As the workload increases in any field of endeavor, there is a need either to automate or to identify alternative strategies to accomplish the task. The objective of automation may be to enable a higher workload, to reduce costs, to increase reliability or to enhance safety. Whatever the objective, any consideration of automation must involve a careful cost benefit analysis. Automation for its own sake is unlikely to be satisfactory. Laboratory automation, in one of its most refined forms, can be seen in the typical clinical analysers used as diagnostic tools throughout the world. These machines tend to depend on refined, dedicated technologies where instrumentation has been developed to match the analytical chemistries. Because essentially the same types of analysis are carried out in every clinical laboratory, and the potential market, therefore, is relatively large, investment in the necessary technology has been justified.
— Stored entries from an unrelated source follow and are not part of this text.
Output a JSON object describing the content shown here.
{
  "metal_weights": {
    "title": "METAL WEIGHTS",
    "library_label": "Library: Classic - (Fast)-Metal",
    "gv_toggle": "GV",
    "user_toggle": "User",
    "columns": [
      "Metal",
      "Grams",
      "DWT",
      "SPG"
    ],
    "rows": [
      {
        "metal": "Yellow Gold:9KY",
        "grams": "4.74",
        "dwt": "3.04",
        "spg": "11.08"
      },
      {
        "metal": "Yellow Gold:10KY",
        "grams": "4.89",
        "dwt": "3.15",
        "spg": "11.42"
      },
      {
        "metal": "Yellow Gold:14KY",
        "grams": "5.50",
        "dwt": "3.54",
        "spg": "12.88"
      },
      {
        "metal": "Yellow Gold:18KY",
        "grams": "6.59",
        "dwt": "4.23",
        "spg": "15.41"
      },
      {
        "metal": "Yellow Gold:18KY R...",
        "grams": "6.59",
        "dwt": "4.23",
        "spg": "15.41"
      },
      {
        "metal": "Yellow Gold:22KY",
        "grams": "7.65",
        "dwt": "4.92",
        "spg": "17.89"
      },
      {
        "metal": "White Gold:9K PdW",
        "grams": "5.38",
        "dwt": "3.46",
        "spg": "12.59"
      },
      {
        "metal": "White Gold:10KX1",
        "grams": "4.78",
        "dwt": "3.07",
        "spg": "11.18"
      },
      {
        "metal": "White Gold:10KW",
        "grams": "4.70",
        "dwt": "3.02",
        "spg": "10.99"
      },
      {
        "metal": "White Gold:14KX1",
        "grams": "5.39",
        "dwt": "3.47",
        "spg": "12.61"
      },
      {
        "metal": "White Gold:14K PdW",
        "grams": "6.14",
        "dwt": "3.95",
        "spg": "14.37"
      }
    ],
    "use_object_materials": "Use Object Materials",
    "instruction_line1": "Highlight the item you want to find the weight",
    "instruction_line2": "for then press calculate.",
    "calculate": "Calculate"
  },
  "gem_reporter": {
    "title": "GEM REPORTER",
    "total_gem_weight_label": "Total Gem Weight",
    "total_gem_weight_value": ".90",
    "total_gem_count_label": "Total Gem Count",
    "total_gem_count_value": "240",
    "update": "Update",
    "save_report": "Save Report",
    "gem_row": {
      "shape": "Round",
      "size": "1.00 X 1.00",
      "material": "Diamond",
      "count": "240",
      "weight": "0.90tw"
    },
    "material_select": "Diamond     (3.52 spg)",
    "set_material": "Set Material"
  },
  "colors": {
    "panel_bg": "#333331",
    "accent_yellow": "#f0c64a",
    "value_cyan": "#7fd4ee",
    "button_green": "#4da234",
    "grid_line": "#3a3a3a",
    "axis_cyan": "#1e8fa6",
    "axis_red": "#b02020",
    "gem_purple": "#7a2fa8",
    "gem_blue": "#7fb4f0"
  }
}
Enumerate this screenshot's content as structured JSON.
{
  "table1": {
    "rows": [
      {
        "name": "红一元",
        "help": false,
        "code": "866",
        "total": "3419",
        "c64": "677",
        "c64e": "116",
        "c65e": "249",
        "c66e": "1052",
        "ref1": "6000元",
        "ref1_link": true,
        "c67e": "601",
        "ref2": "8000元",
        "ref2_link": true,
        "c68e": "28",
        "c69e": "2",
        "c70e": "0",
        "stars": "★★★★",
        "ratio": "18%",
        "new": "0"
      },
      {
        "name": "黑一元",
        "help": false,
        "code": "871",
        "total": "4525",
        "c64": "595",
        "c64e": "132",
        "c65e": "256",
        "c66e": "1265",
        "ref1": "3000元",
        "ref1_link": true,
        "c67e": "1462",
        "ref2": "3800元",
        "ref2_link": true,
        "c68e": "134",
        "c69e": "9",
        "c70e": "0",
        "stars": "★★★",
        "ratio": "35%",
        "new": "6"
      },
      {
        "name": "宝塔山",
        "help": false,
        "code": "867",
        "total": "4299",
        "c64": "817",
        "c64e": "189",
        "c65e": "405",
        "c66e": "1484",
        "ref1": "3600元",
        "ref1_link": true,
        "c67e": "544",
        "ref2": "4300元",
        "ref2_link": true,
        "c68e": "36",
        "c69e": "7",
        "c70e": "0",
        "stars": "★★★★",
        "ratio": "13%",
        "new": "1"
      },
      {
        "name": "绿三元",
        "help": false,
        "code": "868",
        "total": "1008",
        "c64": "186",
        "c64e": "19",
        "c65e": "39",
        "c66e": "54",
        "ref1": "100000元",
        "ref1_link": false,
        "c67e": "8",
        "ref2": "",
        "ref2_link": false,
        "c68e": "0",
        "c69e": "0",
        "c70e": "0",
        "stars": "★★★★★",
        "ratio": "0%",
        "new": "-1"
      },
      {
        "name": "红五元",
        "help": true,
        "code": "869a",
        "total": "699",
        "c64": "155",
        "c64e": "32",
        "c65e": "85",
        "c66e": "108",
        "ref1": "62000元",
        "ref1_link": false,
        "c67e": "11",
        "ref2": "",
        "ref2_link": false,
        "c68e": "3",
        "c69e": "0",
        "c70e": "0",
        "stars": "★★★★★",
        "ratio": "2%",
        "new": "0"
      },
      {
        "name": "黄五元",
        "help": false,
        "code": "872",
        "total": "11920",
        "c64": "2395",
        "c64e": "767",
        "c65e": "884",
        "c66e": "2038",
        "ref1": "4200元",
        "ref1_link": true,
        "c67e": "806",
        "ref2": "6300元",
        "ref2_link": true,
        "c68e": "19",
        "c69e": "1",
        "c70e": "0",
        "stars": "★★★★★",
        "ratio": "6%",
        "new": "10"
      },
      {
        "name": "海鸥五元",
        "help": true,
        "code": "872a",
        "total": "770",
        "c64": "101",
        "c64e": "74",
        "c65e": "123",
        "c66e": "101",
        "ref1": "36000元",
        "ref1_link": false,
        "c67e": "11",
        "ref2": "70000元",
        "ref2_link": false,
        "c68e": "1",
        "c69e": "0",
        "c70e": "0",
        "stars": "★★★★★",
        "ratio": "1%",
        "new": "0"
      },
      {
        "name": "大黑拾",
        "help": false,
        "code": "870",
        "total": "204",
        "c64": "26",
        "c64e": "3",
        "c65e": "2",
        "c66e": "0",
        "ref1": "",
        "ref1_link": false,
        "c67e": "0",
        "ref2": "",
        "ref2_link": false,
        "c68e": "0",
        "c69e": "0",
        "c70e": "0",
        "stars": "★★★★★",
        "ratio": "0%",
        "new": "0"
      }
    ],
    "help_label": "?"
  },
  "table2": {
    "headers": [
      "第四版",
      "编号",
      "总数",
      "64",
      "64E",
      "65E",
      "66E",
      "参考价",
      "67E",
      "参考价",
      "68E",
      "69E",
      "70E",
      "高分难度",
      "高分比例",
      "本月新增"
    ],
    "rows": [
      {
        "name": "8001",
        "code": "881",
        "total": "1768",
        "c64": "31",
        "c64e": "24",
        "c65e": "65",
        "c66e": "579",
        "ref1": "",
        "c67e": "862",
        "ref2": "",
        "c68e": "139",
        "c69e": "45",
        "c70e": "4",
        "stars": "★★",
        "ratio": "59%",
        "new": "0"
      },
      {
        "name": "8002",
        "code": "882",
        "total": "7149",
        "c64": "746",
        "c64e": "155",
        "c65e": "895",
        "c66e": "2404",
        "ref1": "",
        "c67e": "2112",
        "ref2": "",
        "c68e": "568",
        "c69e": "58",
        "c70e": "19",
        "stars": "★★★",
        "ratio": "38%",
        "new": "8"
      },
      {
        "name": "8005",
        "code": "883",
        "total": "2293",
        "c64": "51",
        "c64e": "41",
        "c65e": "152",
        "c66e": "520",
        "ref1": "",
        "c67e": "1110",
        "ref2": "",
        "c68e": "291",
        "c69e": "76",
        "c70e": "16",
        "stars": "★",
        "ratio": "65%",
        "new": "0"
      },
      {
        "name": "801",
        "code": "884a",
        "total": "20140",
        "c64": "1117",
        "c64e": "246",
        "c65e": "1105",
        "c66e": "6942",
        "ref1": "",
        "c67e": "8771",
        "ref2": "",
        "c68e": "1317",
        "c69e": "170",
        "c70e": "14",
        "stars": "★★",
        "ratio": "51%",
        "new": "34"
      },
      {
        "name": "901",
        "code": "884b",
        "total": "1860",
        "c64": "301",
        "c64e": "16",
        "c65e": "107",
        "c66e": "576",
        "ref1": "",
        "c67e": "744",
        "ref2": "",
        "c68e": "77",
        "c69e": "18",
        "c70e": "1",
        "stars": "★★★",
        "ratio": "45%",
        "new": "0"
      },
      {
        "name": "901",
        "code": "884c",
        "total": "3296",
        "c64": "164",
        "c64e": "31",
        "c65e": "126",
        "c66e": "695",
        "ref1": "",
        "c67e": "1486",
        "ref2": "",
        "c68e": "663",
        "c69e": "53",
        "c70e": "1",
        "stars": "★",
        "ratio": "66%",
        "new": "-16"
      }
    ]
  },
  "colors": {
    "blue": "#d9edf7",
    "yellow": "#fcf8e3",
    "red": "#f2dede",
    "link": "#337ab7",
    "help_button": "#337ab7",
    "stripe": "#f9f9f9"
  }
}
In a typical bioscience laboratory, however, and particularly in a research environment, the range of tasks tend to be more variable and less well defined. Integrated automation systems are less common because it has been difficult to justify the investment where the tasks by their nature are ephemeral. This notwithstanding, various repetitive tasks typical of the bioscience research environment and QC laboratories have been highly automated through the development of sophisticated automated workstations, e.g. chromatographic autosamplers, robotic sample processors and automated instruments of various types.